生徒指導の先生が、壇上に上がってきて、二人を止めようとする。

「学校を変えたいと言ってたか?!根っこが学校だと言ったか?!全部お前らは間違ってんだよ!俺たちがわざわざ変な理由つけてまで、お前たちを縛り付ける理由は何だと思う?頭のでき方や、得意不得意がある生徒たちに、全部同じことを教えるのは何でだと思う?国が言ってるからだよ!国が、模範的な学生を求めてやってんだよ!問題児なんて大嫌いで、凝り固まったルールに気持ちよく縛られて生きる大人が欲しいから、こんな教育をやってんだ!だから、お前らがもしこの学校を変えようとしたって今さら無理だ!もっともっと大きな根っこが腐ってるんだからな!」

「な、な..」

「清士郎!あいつの言葉に惑わされるな!例え国が相手でも、俺たちなら大丈夫だ!」

「無理だよ!無理無理!お前ら何かにそんな力なんてない。だったら、お前らは学校という組織に囚われていた方がまだ幸せだろ!なあ!!」

先生がどんどんと凪音たちに近づいてくる。

「や、や、やめてくれ..」

鷹司は怯えた声を出していた。

「お前らが変わらないっていうんなら、俺が直接変えてやる!お前ら、歯食いしばれ!」

そう言って、先生は今にも飛びかかりそうな体勢になった。

「はっはっはっ!これで、ようやく終わ..お、おい、なんだ。おまえら、やめろっ!」

それに飛びかかったのは、東の生徒会、西の生徒会、選挙管理員会、そして、なんと先生までもが飛びかかっていた。しかも、おばあちゃん先生。

「な、なぜあなたも!」

「わたしゃあ、長年教師を務めてきて、ここまで生徒たちが本気でぶつかって、学校を変えようとしているのを見たのは初めてじゃ。だから、そんな生徒をわたしゃあ、止めたくはありゃせん。生徒の成長を促すのが、先生の役割じゃから…」

「やく、わり…」

「おい、東と西!お前ら手組んで、この学校変えてやれ!」

「お前らが組んだら世界最強だろっ!俺はお前たちを応援してるぜ!」

「鷹司くんー!がんばってー!」

「ひっくり返せ!歴史を作れ!」

「俺たちの意地を見せてやろうぜ!」

体育館の生徒の中から、そんな二人を励ます歓声が聞こえてきた。

誰かから始まったその歓声は、渦のように広がっていき、最終的に全生徒を包み込む。

「がんばれ!」

「がんばってー!」

「応援してるぞ!」

「やっちまえ!」

「お前らならいける!」

「学校を、腐った根っこを、引っこ抜いてやれ!!」


「なあ、俺だけじゃない。
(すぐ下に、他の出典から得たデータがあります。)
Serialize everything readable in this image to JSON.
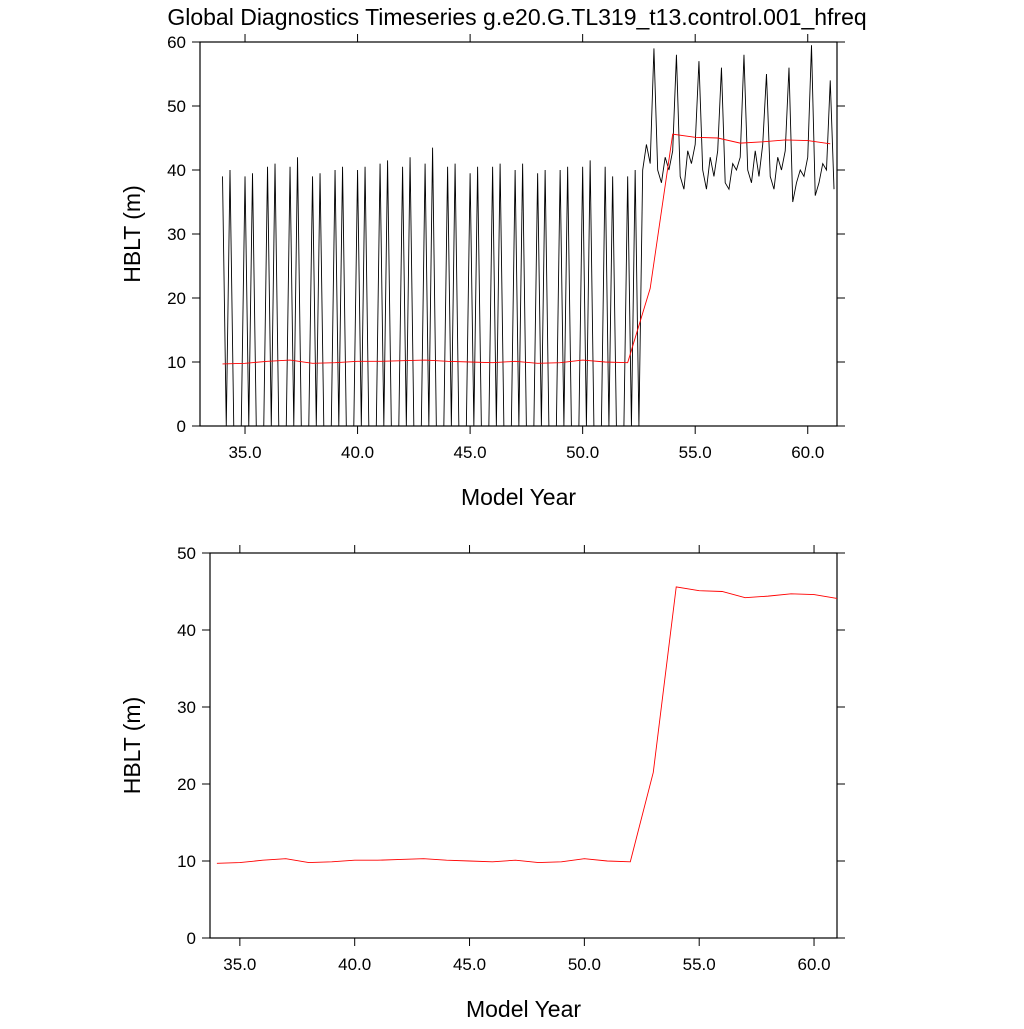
{
  "chart_data": [
    {
      "type": "line",
      "title": "Global Diagnostics Timeseries g.e20.G.TL319_t13.control.001_hfreq",
      "x_label": "Model Year",
      "y_label": "HBLT (m)",
      "xlim": [
        33.0,
        61.3
      ],
      "xticks": [
        {
          "value": 35,
          "label": "35.0"
        },
        {
          "value": 40,
          "label": "40.0"
        },
        {
          "value": 45,
          "label": "45.0"
        },
        {
          "value": 50,
          "label": "50.0"
        },
        {
          "value": 55,
          "label": "55.0"
        },
        {
          "value": 60,
          "label": "60.0"
        }
      ],
      "ylim": [
        0,
        60
      ],
      "yticks": [
        0,
        10,
        20,
        30,
        40,
        50,
        60
      ],
      "series": [
        {
          "color": "#000000",
          "x": [
            34,
            34.167,
            34.333,
            34.5,
            34.667,
            34.833,
            35,
            35.167,
            35.333,
            35.5,
            35.667,
            35.833,
            36,
            36.167,
            36.333,
            36.5,
            36.667,
            36.833,
            37,
            37.167,
            37.333,
            37.5,
            37.667,
            37.833,
            38,
            38.167,
            38.333,
            38.5,
            38.667,
            38.833,
            39,
            39.167,
            39.333,
            39.5,
            39.667,
            39.833,
            40,
            40.167,
            40.333,
            40.5,
            40.667,
            40.833,
            41,
            41.167,
            41.333,
            41.5,
            41.667,
            41.833,
            42,
            42.167,
            42.333,
            42.5,
            42.667,
            42.833,
            43,
            43.167,
            43.333,
            43.5,
            43.667,
            43.833,
            44,
            44.167,
            44.333,
            44.5,
            44.667,
            44.833,
            45,
            45.167,
            45.333,
            45.5,
            45.667,
            45.833,
            46,
            46.167,
            46.333,
            46.5,
            46.667,
            46.833,
            47,
            47.167,
            47.333,
            47.5,
            47.667,
            47.833,
            48,
            48.167,
            48.333,
            48.5,
            48.667,
            48.833,
            49,
            49.167,
            49.333,
            49.5,
            49.667,
            49.833,
            50,
            50.167,
            50.333,
            50.5,
            50.667,
            50.833,
            51,
            51.167,
            51.333,
            51.5,
            51.667,
            51.833,
            52,
            52.167,
            52.333,
            52.5,
            52.667,
            52.833,
            53,
            53.167,
            53.333,
            53.5,
            53.667,
            53.833,
            54,
            54.167,
            54.333,
            54.5,
            54.667,
            54.833,
            55,
            55.167,
            55.333,
            55.5,
            55.667,
            55.833,
            56,
            56.167,
            56.333,
            56.5,
            56.667,
            56.833,
            57,
            57.167,
            57.333,
            57.5,
            57.667,
            57.833,
            58,
            58.167,
            58.333,
            58.5,
            58.667,
            58.833,
            59,
            59.167,
            59.333,
            59.5,
            59.667,
            59.833,
            60,
            60.167,
            60.333,
            60.5,
            60.667,
            60.833,
            61,
            61.167
          ],
          "values": [
            39,
            0,
            40,
            0,
            0,
            0,
            39,
            0,
            39.5,
            0,
            0,
            0,
            40.5,
            0,
            41,
            0,
            0,
            0,
            40.5,
            0,
            42,
            0,
            0,
            0,
            39,
            0,
            39.5,
            0,
            0,
            0,
            40,
            0,
            40.5,
            0,
            0,
            0,
            40,
            0,
            40.5,
            0,
            0,
            0,
            41,
            0,
            41.5,
            0,
            0,
            0,
            40.5,
            0,
            42,
            0,
            0,
            0,
            41,
            0,
            43.5,
            0,
            0,
            0,
            40.5,
            0,
            41,
            0,
            0,
            0,
            39.5,
            0,
            40.5,
            0,
            0,
            0,
            40.5,
            0,
            41,
            0,
            0,
            0,
            40,
            0,
            41,
            0,
            0,
            0,
            39.5,
            0,
            40,
            0,
            0,
            0,
            40,
            0,
            40.5,
            0,
            0,
            0,
            40.5,
            0,
            41.5,
            0,
            0,
            0,
            40.5,
            0,
            39,
            0,
            0,
            0,
            39,
            0,
            40,
            0,
            40,
            44,
            41,
            59,
            40,
            38,
            42,
            40,
            43,
            58,
            39,
            37,
            43,
            41,
            44,
            57,
            40,
            37,
            42,
            39,
            43,
            56,
            38,
            37,
            41,
            40,
            42,
            58,
            40,
            38,
            43,
            39,
            44,
            55,
            39,
            37,
            42,
            40,
            43,
            56,
            35,
            38,
            40,
            39,
            42,
            59.5,
            36,
            38,
            41,
            40,
            54,
            37
          ]
        },
        {
          "color": "#ff0000",
          "x": [
            34,
            35,
            36,
            37,
            38,
            39,
            40,
            41,
            42,
            43,
            44,
            45,
            46,
            47,
            48,
            49,
            50,
            51,
            52,
            53,
            54,
            55,
            56,
            57,
            58,
            59,
            60,
            61
          ],
          "values": [
            9.7,
            9.8,
            10.1,
            10.3,
            9.8,
            9.9,
            10.1,
            10.1,
            10.2,
            10.3,
            10.1,
            10.0,
            9.9,
            10.1,
            9.8,
            9.9,
            10.3,
            10.0,
            9.9,
            21.5,
            45.6,
            45.1,
            45.0,
            44.2,
            44.4,
            44.7,
            44.6,
            44.1
          ]
        }
      ]
    },
    {
      "type": "line",
      "x_label": "Model Year",
      "y_label": "HBLT (m)",
      "xlim": [
        33.7,
        61.0
      ],
      "xticks": [
        {
          "value": 35,
          "label": "35.0"
        },
        {
          "value": 40,
          "label": "40.0"
        },
        {
          "value": 45,
          "label": "45.0"
        },
        {
          "value": 50,
          "label": "50.0"
        },
        {
          "value": 55,
          "label": "55.0"
        },
        {
          "value": 60,
          "label": "60.0"
        }
      ],
      "ylim": [
        0,
        50
      ],
      "yticks": [
        0,
        10,
        20,
        30,
        40,
        50
      ],
      "series": [
        {
          "color": "#ff0000",
          "x": [
            34,
            35,
            36,
            37,
            38,
            39,
            40,
            41,
            42,
            43,
            44,
            45,
            46,
            47,
            48,
            49,
            50,
            51,
            52,
            53,
            54,
            55,
            56,
            57,
            58,
            59,
            60,
            61
          ],
          "values": [
            9.7,
            9.8,
            10.1,
            10.3,
            9.8,
            9.9,
            10.1,
            10.1,
            10.2,
            10.3,
            10.1,
            10.0,
            9.9,
            10.1,
            9.8,
            9.9,
            10.3,
            10.0,
            9.9,
            21.5,
            45.6,
            45.1,
            45.0,
            44.2,
            44.4,
            44.7,
            44.6,
            44.1
          ]
        }
      ]
    }
  ]
}
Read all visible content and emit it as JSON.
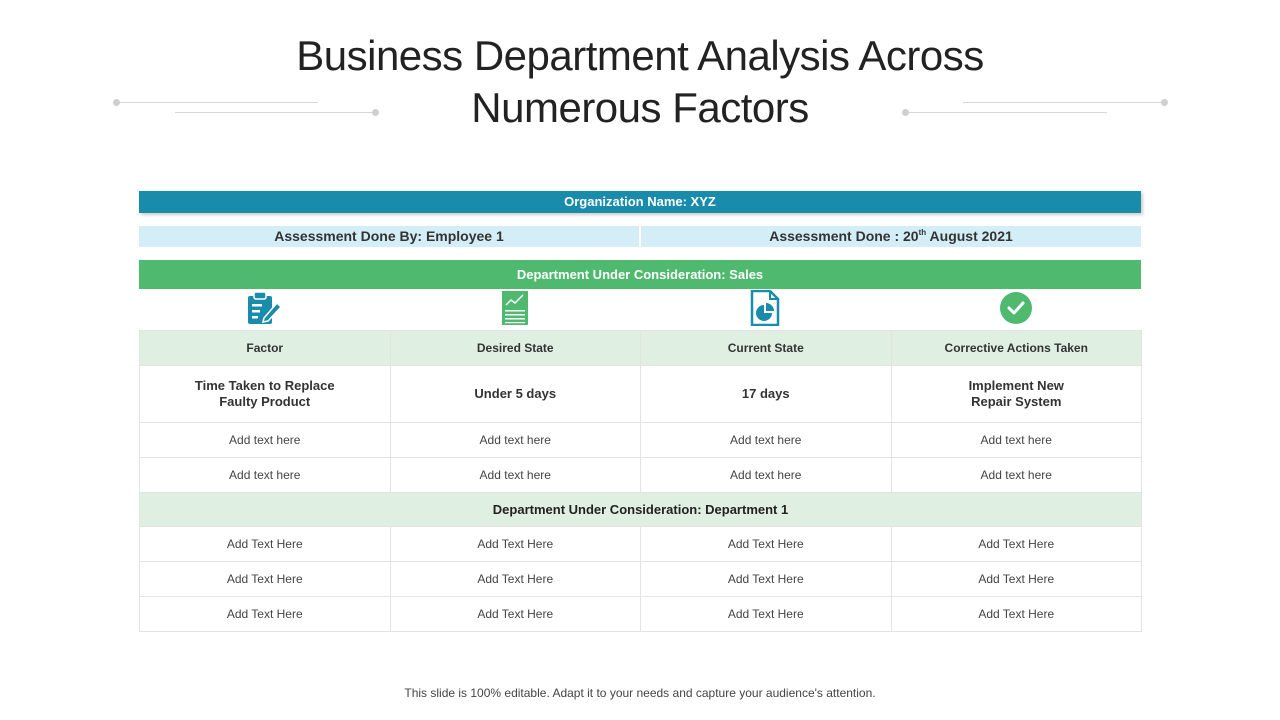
{
  "title": {
    "line1": "Business Department Analysis Across",
    "line2": "Numerous Factors"
  },
  "org_bar": "Organization Name: XYZ",
  "assessment": {
    "by": "Assessment Done By:  Employee 1",
    "done_prefix": "Assessment Done : 20",
    "done_sup": "th",
    "done_suffix": " August 2021"
  },
  "dept_sales": "Department Under Consideration:  Sales",
  "icons": [
    "clipboard-edit-icon",
    "document-chart-icon",
    "file-pie-icon",
    "check-circle-icon"
  ],
  "colors": {
    "teal": "#1a8cab",
    "light_blue": "#d4eef8",
    "green": "#4fb96f",
    "light_green": "#dff0e3"
  },
  "table": {
    "headers": [
      "Factor",
      "Desired State",
      "Current State",
      "Corrective Actions Taken"
    ],
    "main_row": [
      [
        "Time Taken to Replace",
        "Faulty Product"
      ],
      [
        "Under 5 days"
      ],
      [
        "17 days"
      ],
      [
        "Implement New",
        "Repair System"
      ]
    ],
    "rows": [
      [
        "Add text here",
        "Add text here",
        "Add text here",
        "Add text here"
      ],
      [
        "Add text here",
        "Add text here",
        "Add text here",
        "Add text here"
      ]
    ],
    "dept2_label": "Department Under Consideration: Department 1",
    "rows2": [
      [
        "Add Text Here",
        "Add Text Here",
        "Add Text Here",
        "Add Text Here"
      ],
      [
        "Add Text Here",
        "Add Text Here",
        "Add Text Here",
        "Add Text Here"
      ],
      [
        "Add Text Here",
        "Add Text Here",
        "Add Text Here",
        "Add Text Here"
      ]
    ]
  },
  "footer": "This slide is 100% editable. Adapt it to your needs and capture your audience's attention."
}
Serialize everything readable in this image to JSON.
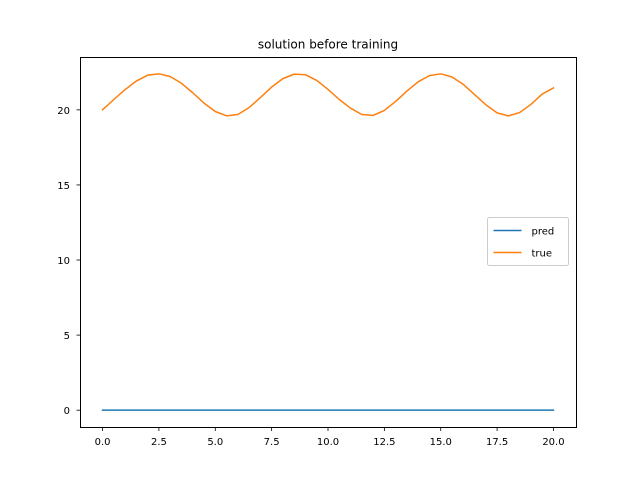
{
  "chart_data": {
    "type": "line",
    "title": "solution before training",
    "xlabel": "",
    "ylabel": "",
    "xlim": [
      -1.0,
      21.0
    ],
    "ylim": [
      -1.12,
      23.52
    ],
    "x_ticks": [
      0.0,
      2.5,
      5.0,
      7.5,
      10.0,
      12.5,
      15.0,
      17.5,
      20.0
    ],
    "x_tick_labels": [
      "0.0",
      "2.5",
      "5.0",
      "7.5",
      "10.0",
      "12.5",
      "15.0",
      "17.5",
      "20.0"
    ],
    "y_ticks": [
      0,
      5,
      10,
      15,
      20
    ],
    "y_tick_labels": [
      "0",
      "5",
      "10",
      "15",
      "20"
    ],
    "grid": false,
    "legend_position": "center-right",
    "series": [
      {
        "name": "pred",
        "color": "#1f77b4",
        "x": [
          0.0,
          20.0
        ],
        "y": [
          0.0,
          0.0
        ]
      },
      {
        "name": "true",
        "color": "#ff7f0e",
        "x": [
          0.0,
          0.5,
          1.0,
          1.5,
          2.0,
          2.5,
          3.0,
          3.5,
          4.0,
          4.5,
          5.0,
          5.5,
          6.0,
          6.5,
          7.0,
          7.5,
          8.0,
          8.5,
          9.0,
          9.5,
          10.0,
          10.5,
          11.0,
          11.5,
          12.0,
          12.5,
          13.0,
          13.5,
          14.0,
          14.5,
          15.0,
          15.5,
          16.0,
          16.5,
          17.0,
          17.5,
          18.0,
          18.5,
          19.0,
          19.5,
          20.0
        ],
        "y": [
          20.0,
          20.69,
          21.35,
          21.92,
          22.31,
          22.4,
          22.22,
          21.77,
          21.14,
          20.45,
          19.89,
          19.6,
          19.69,
          20.15,
          20.82,
          21.52,
          22.08,
          22.38,
          22.34,
          21.96,
          21.36,
          20.69,
          20.11,
          19.69,
          19.63,
          19.96,
          20.56,
          21.25,
          21.87,
          22.28,
          22.4,
          22.19,
          21.7,
          21.02,
          20.34,
          19.8,
          19.6,
          19.82,
          20.36,
          21.05,
          21.46
        ]
      }
    ]
  }
}
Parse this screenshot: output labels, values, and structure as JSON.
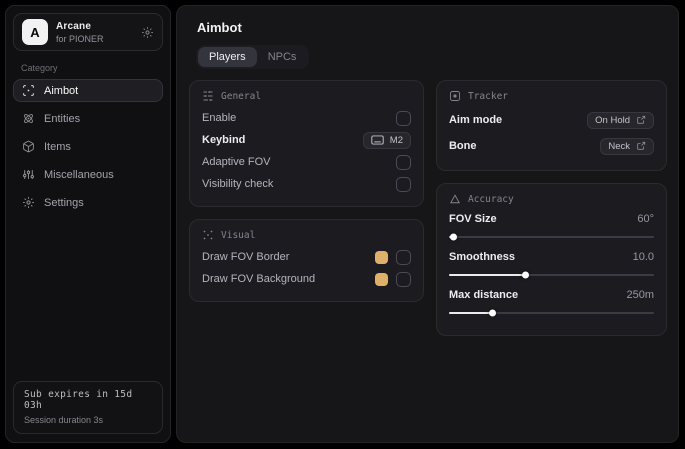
{
  "app": {
    "logo_letter": "A",
    "name": "Arcane",
    "subtitle": "for PIONER"
  },
  "sidebar": {
    "category_label": "Category",
    "items": [
      {
        "label": "Aimbot",
        "icon": "crosshair-scan-icon",
        "active": true
      },
      {
        "label": "Entities",
        "icon": "atom-icon",
        "active": false
      },
      {
        "label": "Items",
        "icon": "package-icon",
        "active": false
      },
      {
        "label": "Miscellaneous",
        "icon": "sliders-vertical-icon",
        "active": false
      },
      {
        "label": "Settings",
        "icon": "gear-icon",
        "active": false
      }
    ],
    "footer": {
      "line1": "Sub expires in 15d 03h",
      "line2": "Session duration 3s"
    }
  },
  "main": {
    "title": "Aimbot",
    "tabs": [
      {
        "label": "Players",
        "active": true
      },
      {
        "label": "NPCs",
        "active": false
      }
    ],
    "panels": {
      "general": {
        "title": "General",
        "rows": [
          {
            "label": "Enable",
            "control": "checkbox",
            "checked": false
          },
          {
            "label": "Keybind",
            "control": "keybind-badge",
            "value": "M2"
          },
          {
            "label": "Adaptive FOV",
            "control": "checkbox",
            "checked": false
          },
          {
            "label": "Visibility check",
            "control": "checkbox",
            "checked": false
          }
        ]
      },
      "visual": {
        "title": "Visual",
        "rows": [
          {
            "label": "Draw FOV Border",
            "control": "color+checkbox",
            "color": "#ddb06c",
            "checked": false
          },
          {
            "label": "Draw FOV Background",
            "control": "color+checkbox",
            "color": "#ddb06c",
            "checked": false
          }
        ]
      },
      "tracker": {
        "title": "Tracker",
        "rows": [
          {
            "label": "Aim mode",
            "value": "On Hold"
          },
          {
            "label": "Bone",
            "value": "Neck"
          }
        ]
      },
      "accuracy": {
        "title": "Accuracy",
        "sliders": [
          {
            "label": "FOV Size",
            "value": "60°",
            "percent": 2
          },
          {
            "label": "Smoothness",
            "value": "10.0",
            "percent": 37
          },
          {
            "label": "Max distance",
            "value": "250m",
            "percent": 21
          }
        ]
      }
    }
  },
  "colors": {
    "swatch": "#ddb06c",
    "accent_fill": "#ebebee"
  }
}
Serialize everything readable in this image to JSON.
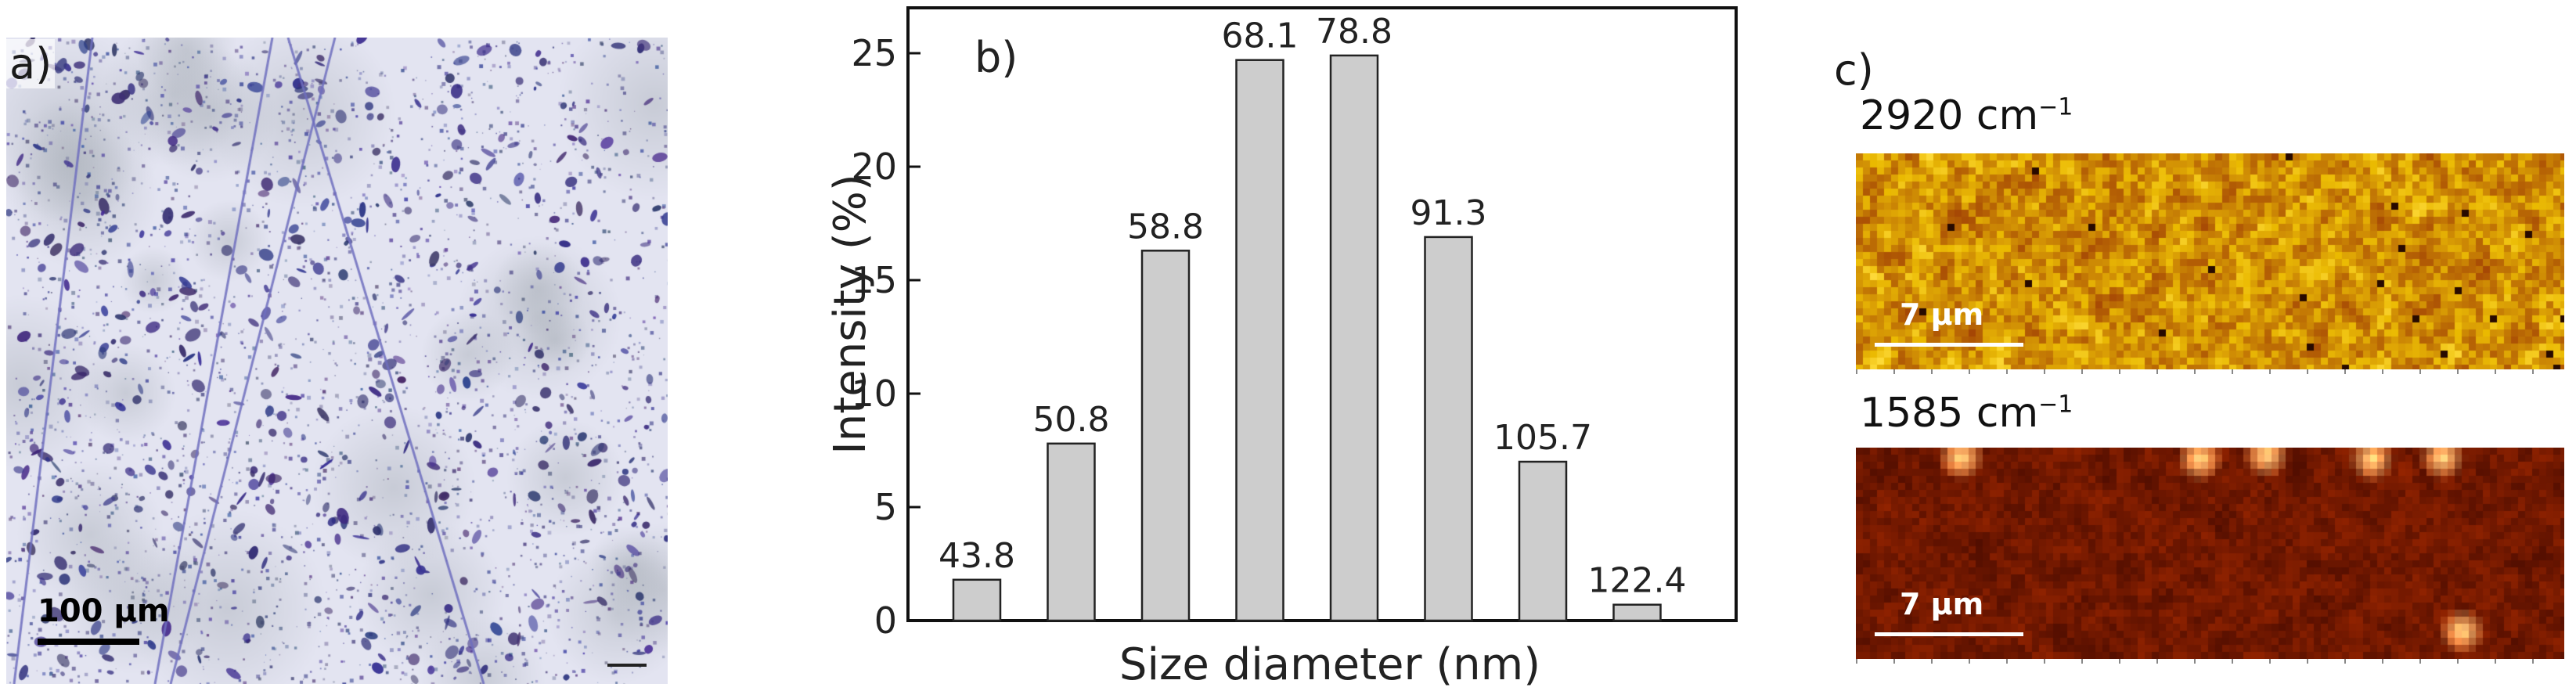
{
  "panel_a": {
    "letter": "a)",
    "scale_label": "100 μm"
  },
  "panel_c": {
    "letter": "c)",
    "maps": [
      {
        "wavenumber": "2920",
        "unit": "cm",
        "exponent": "−1",
        "scale_label": "7 μm",
        "colormap": "bright"
      },
      {
        "wavenumber": "1585",
        "unit": "cm",
        "exponent": "−1",
        "scale_label": "7 μm",
        "colormap": "dark"
      }
    ]
  },
  "chart_data": {
    "type": "bar",
    "panel_label": "b)",
    "categories": [
      "43.8",
      "50.8",
      "58.8",
      "68.1",
      "78.8",
      "91.3",
      "105.7",
      "122.4"
    ],
    "values": [
      1.8,
      7.8,
      16.3,
      24.7,
      24.9,
      16.9,
      7.0,
      0.7
    ],
    "xlabel": "Size diameter (nm)",
    "ylabel": "Intensity (%)",
    "ylim": [
      0,
      27
    ],
    "yticks": [
      0,
      5,
      10,
      15,
      20,
      25
    ],
    "bar_color": "#cdcdcd",
    "bar_edge": "#222222",
    "grid": false,
    "legend": "none"
  }
}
みんなが、俺たちを応援してくれている。

みんなの憧れの生徒会長さんなら、わかるよな?」

「…ははっ。」

鷹司は、少し優しく笑って、そのまま、マイクのある方へと進んでいった。

葵がそんな鷹司を見て、歌をやめる。

鷹司は壇上に立ち、マイクを手に取り、深呼吸をし、

そして、前を向いた。


「             



               おまえらっ!


            ”俺たちについてこいっ!”

                                    


               

                                     」



ビー



スピーチの終わりを告げるブザーが、歓声とともに鳴り響いた。